Se hizo un largo y pesado silencio. Luego el hombre tosió y se puso a sollozar. Mi incliné hacia adelante y vi que le corría una lágrima por la mejilla.

—Mi abuela me llevaba a la iglesia cuando era niño —comenzó a contarme con voz profunda y cargada de emoción—. Me hablaba de Jesús. Yo hasta rezaba con ella. Pero después que murió nadie volvió a hablarme de Él. Usted tiene razón. Hay muchísima gente que necesita sanarse. Yo mismo lo necesito. He llevado una vida horrenda. Mi abuela se avergonzaría de mí por todas las maldades que he cometido. Ya es tarde; no creo que Jesús pueda perdonarme.

Entonces me tocó a mí contener las lágrimas.

—A Jesús lo crucificaron entre dos maleantes. Uno de ellos le pidió que lo perdonara, y Jesús le dijo: «Este día estarás conmigo en el paraíso». Jesús explicó que no había venido a predicar a los buenos ni a los que se creían autosuficientes. Se dirigió a los borrachos y a las prostitutas, a las personas que tenían claro que necesitaban de Él. También quiere ayudarlo a usted. Lo único que tiene que hacer es pedirle perdón. Él lo perdona todo.

Se me pasaron por la cabeza escenas de mi pasado reciente. Recordé mis dudas y mi falta de confianza en Él en los momentos en que arreciaban las pruebas.

—Él es capaz de perdonarnos aun cuando dudamos —le dije con voz entrecortada—. Cuando nos damos cuenta de que tenemos que confiar en Él con toda el alma y reconocemos que Él entiende al detalle nuestras necesidades y que nos responderá en el momento indicado, entonces puede obrar Sus milagros más portentosos.

—No se preocupe por el dinero —interrumpió el taxista—. La llevaré a donde tenga que ir y pagaré yo. Lo que usted hace es muy importante. Hell’s Kitchen está lleno de personas que necesitan que usted les hable del Cielo. A partir de ahora rezaré más y me esmeraré para ser una mejor persona. A usted me la envió Dios.
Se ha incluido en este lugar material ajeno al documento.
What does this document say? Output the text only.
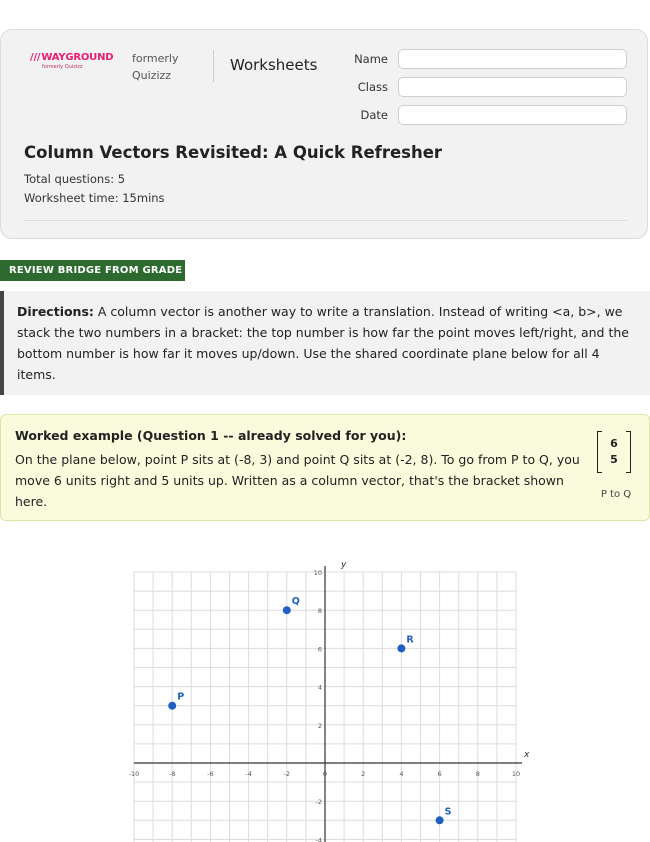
///WAYGROUND
formerly Quizizz
formerly
Quizizz
Worksheets	Name
Class
Date
Column Vectors Revisited: A Quick Refresher
Total questions: 5
Worksheet time: 15mins
REVIEW BRIDGE FROM GRADE
Directions: A column vector is another way to write a translation. Instead of writing <a, b>, we stack the two numbers in a bracket: the top number is how far the point moves left/right, and the bottom number is how far it moves up/down. Use the shared coordinate plane below for all 4 items.
Worked example (Question 1 -- already solved for you):
On the plane below, point P sits at (-8, 3) and point Q sits at (-2, 8). To go from P to Q, you move 6 units right and 5 units up. Written as a column vector, that's the bracket shown here.
6
5
P to Q
x
y
-10	-8	-6	-4	-2	0	2	4	6	8	10
10
8
6
4
2
-2
-4
P
Q
R
S
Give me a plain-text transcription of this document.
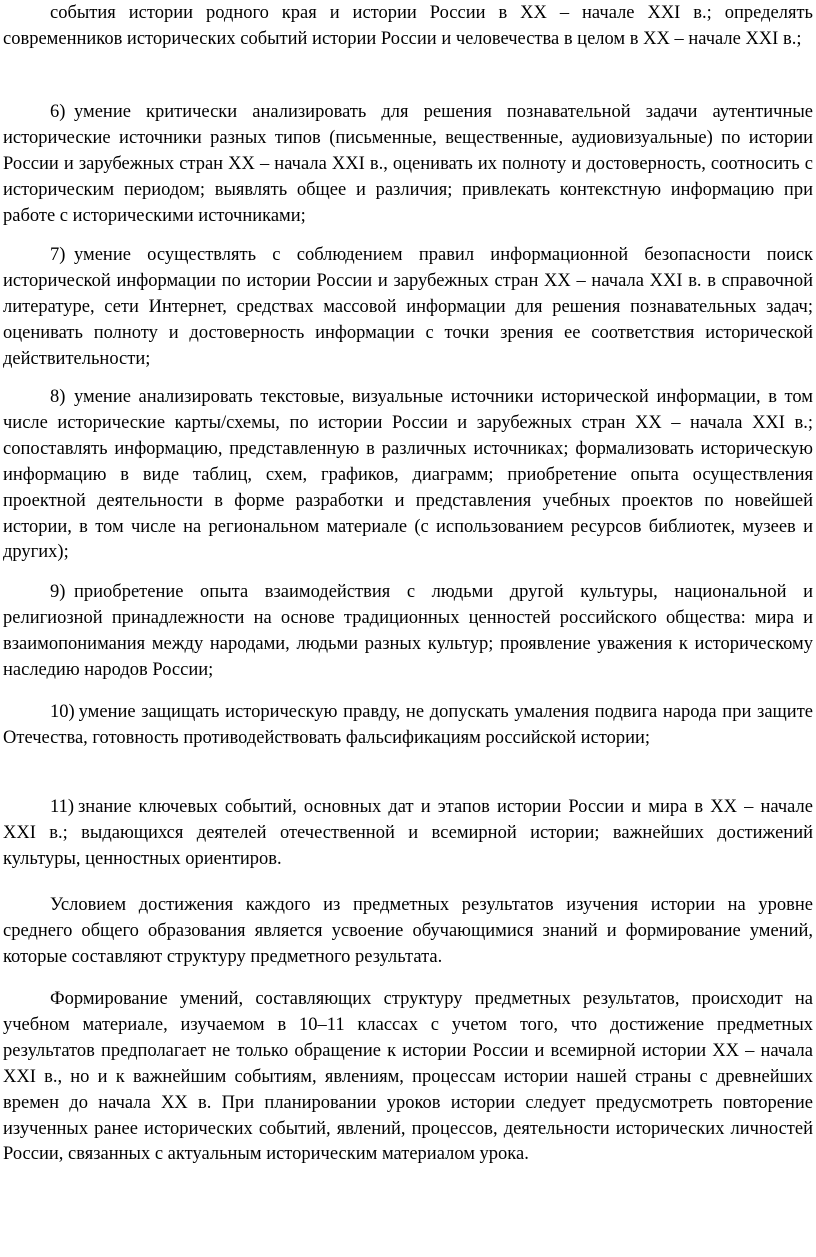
события истории родного края и истории России в XX – начале XXI в.; определять современников исторических событий истории России и человечества в целом в XX – начале XXI в.;

6) умение критически анализировать для решения познавательной задачи аутентичные исторические источники разных типов (письменные, вещественные, аудиовизуальные) по истории России и зарубежных стран XX – начала XXI в., оценивать их полноту и достоверность, соотносить с историческим периодом; выявлять общее и различия; привлекать контекстную информацию при работе с историческими источниками;

7) умение осуществлять с соблюдением правил информационной безопасности поиск исторической информации по истории России и зарубежных стран XX – начала XXI в. в справочной литературе, сети Интернет, средствах массовой информации для решения познавательных задач; оценивать полноту и достоверность информации с точки зрения ее соответствия исторической действительности;

8) умение анализировать текстовые, визуальные источники исторической информации, в том числе исторические карты/схемы, по истории России и зарубежных стран XX – начала XXI в.; сопоставлять информацию, представленную в различных источниках; формализовать историческую информацию в виде таблиц, схем, графиков, диаграмм; приобретение опыта осуществления проектной деятельности в форме разработки и представления учебных проектов по новейшей истории, в том числе на региональном материале (с использованием ресурсов библиотек, музеев и других);

9) приобретение опыта взаимодействия с людьми другой культуры, национальной и религиозной принадлежности на основе традиционных ценностей российского общества: мира и взаимопонимания между народами, людьми разных культур; проявление уважения к историческому наследию народов России;

10) умение защищать историческую правду, не допускать умаления подвига народа при защите Отечества, готовность противодействовать фальсификациям российской истории;

11) знание ключевых событий, основных дат и этапов истории России и мира в XX – начале XXI в.; выдающихся деятелей отечественной и всемирной истории; важнейших достижений культуры, ценностных ориентиров.

Условием достижения каждого из предметных результатов изучения истории на уровне среднего общего образования является усвоение обучающимися знаний и формирование умений, которые составляют структуру предметного результата.

Формирование умений, составляющих структуру предметных результатов, происходит на учебном материале, изучаемом в 10–11 классах с учетом того, что достижение предметных результатов предполагает не только обращение к истории России и всемирной истории XX – начала XXI в., но и к важнейшим событиям, явлениям, процессам истории нашей страны с древнейших времен до начала XX в. При планировании уроков истории следует предусмотреть повторение изученных ранее исторических событий, явлений, процессов, деятельности исторических личностей России, связанных с актуальным историческим материалом урока.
Llegamos al hogar y se bajó a ayudarme con los bolsos. Lo abracé y le dije que Jesús nunca lo defraudaría. Esperó a que saliera alguien a recibirme y se despidió con una sonrisa.

Así fue como llegué sana y salva. Me comuniqué con mi marido, que se disculpó por no haberse quedado junto al teléfono. Calculaba que yo llegaría más tarde.

Los que me oyeron relatar lo ocurrido con el taxista se quedaron perplejos. Me dijeron que los taxistas de Nueva York tienen fama de ser de los más duros del mundo. Nunca dan un viaje gratis a nadie. Fue un milagro.

No obstante, para mí el verdadero milagro no había sido el viaje gratuito, sino que dos personas alejadas de Dios hubieran sentido Su amorosa intervención. Las lágrimas de aquel rudo taxista me llevaron a tomar conciencia de eso. Las palabras que Dios me había dado para él eran justamente las que necesitaba oír yo. Dios me había enviado a aquel taxista.

P.D.: Al poco tiempo me vinieron sensaciones raras. Algo crecía dentro de mí. Era la criatura por la que había orado.

Joyce Suttin es integrante de La Familia Internacional en EE.UU.